Microeconomics focuses on individuals, firms, and industries, while macroeconomics looks at the economy as a whole and focuses on goals like growth in the standard of living, unemployment, and inflation. Macroeconomics has two types of policies: monetary policy and fiscal policy.

What is the difference between microeconomics and macroeconomics Quora? ›

Microeconomics is about markets and macroeconomics focuses on whole economies. Partial and general equilibrium analysis can be used in both cases.

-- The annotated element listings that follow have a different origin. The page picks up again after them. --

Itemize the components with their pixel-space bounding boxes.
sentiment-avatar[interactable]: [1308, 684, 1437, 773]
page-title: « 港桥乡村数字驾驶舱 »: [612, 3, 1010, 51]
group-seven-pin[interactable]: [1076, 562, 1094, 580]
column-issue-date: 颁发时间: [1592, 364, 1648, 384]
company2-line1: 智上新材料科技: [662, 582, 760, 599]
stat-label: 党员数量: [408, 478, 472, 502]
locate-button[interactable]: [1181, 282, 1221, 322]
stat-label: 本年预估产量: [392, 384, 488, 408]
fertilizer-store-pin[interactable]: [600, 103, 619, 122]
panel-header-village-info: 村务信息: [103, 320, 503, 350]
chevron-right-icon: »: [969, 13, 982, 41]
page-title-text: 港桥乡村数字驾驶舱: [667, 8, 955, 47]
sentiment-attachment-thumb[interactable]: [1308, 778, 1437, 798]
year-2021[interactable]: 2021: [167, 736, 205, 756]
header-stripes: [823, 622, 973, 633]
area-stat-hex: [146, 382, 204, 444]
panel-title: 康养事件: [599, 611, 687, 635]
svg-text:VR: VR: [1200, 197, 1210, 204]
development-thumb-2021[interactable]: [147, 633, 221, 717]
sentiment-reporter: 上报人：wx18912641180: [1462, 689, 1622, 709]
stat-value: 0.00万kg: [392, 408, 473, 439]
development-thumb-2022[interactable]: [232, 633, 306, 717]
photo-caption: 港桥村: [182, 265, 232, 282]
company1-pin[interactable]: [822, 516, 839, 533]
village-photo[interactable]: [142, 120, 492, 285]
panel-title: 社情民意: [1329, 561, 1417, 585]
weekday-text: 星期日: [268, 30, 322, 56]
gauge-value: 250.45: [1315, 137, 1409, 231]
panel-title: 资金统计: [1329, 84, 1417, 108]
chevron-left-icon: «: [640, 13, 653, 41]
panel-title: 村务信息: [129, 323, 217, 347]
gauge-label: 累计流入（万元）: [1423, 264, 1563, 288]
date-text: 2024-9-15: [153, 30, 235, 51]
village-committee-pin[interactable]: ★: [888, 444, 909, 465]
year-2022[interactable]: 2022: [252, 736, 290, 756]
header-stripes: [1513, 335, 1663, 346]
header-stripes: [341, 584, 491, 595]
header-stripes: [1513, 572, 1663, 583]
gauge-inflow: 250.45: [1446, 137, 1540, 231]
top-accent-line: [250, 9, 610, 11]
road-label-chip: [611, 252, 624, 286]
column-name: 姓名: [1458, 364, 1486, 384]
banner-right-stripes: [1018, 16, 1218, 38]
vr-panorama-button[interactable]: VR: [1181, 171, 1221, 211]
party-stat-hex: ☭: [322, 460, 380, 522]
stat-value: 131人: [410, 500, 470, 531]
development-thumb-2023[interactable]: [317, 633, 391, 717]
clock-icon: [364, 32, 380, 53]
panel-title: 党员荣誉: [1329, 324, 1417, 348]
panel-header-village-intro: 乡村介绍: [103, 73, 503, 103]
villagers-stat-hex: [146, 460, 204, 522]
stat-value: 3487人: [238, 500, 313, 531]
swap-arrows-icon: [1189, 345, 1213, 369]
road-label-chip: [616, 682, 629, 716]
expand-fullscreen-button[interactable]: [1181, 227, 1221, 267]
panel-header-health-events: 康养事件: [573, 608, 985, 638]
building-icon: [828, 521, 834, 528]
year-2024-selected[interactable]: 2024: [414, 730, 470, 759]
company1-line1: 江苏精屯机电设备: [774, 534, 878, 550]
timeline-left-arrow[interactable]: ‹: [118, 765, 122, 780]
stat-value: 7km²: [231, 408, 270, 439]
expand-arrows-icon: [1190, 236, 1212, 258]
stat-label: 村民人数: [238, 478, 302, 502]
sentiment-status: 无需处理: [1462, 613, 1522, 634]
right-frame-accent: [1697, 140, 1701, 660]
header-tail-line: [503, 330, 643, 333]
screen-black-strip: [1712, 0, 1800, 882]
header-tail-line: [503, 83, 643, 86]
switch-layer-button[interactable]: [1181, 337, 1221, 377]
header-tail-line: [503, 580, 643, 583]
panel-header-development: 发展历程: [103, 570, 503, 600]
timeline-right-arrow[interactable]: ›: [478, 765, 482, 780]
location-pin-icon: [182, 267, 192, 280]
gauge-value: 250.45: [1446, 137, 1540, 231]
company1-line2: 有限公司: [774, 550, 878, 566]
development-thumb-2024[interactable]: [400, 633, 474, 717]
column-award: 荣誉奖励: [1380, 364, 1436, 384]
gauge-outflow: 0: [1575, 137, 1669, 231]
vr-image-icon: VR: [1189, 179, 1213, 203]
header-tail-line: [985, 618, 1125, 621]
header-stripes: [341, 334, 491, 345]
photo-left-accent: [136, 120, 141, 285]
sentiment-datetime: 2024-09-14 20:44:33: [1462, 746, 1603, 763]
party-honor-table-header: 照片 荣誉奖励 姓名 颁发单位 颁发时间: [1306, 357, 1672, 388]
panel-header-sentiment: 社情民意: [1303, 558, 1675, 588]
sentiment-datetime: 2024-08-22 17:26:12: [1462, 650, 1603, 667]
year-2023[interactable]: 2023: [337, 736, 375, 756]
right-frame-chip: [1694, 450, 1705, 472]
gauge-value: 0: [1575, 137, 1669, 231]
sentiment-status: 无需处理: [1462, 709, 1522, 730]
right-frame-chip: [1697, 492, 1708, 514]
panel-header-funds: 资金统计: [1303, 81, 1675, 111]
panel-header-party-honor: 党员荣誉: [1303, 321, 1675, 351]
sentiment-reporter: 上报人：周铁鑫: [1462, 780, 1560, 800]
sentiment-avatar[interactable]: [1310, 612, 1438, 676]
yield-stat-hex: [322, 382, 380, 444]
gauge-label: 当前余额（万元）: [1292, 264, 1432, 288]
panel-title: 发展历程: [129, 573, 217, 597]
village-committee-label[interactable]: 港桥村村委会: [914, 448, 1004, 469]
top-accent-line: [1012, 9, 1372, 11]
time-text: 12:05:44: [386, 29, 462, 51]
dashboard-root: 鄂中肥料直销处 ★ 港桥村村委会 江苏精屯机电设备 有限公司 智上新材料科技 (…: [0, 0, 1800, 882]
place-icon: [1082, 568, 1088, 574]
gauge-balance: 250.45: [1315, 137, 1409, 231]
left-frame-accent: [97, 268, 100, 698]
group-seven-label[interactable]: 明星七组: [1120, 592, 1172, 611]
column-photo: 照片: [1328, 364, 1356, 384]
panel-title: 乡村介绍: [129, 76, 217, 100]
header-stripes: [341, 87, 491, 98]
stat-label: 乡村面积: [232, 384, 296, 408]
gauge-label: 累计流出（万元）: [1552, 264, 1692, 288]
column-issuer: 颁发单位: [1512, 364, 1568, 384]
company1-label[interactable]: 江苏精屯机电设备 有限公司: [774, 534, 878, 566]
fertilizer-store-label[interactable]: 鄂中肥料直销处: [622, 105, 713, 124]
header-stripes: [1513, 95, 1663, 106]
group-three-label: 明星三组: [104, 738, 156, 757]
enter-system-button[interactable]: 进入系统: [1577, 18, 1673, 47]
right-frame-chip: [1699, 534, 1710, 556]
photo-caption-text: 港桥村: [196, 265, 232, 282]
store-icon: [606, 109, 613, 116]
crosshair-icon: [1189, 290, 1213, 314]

Partial equilibrium analysis looks at the impact on the model of one or a few variables changing, while all other variables remain the same.

Which is easier microeconomics or macroeconomics? ›

Many students prefer to take microeconomics first because it feels more applicable to their daily lives, so the concepts should be easier to grasp.

What is the main difference between macro and micro environment? ›

The micro environment is specific to a business or the immediate location or sector in which it operates. In contrast, the macro environment refers to broader factors that can affect a business. Examples of these factors include demographic, ecological, political, economic, socio-cultural, and technological factors.

What is microeconomics and examples? ›

Microeconomics is the study of individual and business economic activity. Two examples are: an individual creating a budget to put themselves in a better financial position; and a business cutting costs in order to maximize profit.

Is microeconomics more difficult than macroeconomics? ›

Answer and Explanation:

However, macroeconomics is considered harder than microeconomics because the latter deals with individual economic units, while the former deals with aggregate economic analysis. Individual economic units include individual consumers or households.

What is microeconomics in simple words? ›

What is microeconomics? Microeconomics is the branch of economics that considers the behaviour of decision takers within the economy, such as individuals, households and firms. The word 'firm' is used generically to refer to all types of business.

What do microeconomics and macroeconomics have in common? ›

The fundamental similarity between the two branches of economics is that both study the forces that influence how to make economic decisions about scarce resources. While microeconomics studies these phenomena at the individual and business level, macroeconomics focuses on the strategic scale.

What is an example of a microeconomics? ›

What are some microeconomics examples? Market failure in healthcare, price discrimination in airline tickets, market oligopoly, individual income, and saving decisions are some examples of microeconomics.

What is the difference between economy and economics? ›

What is the difference between economy and economics? Economy refers to the system of production, distribution, and consumption of goods and services, while economics is the academic discipline that studies the principles and theories behind economic activities. What does the term Economy means?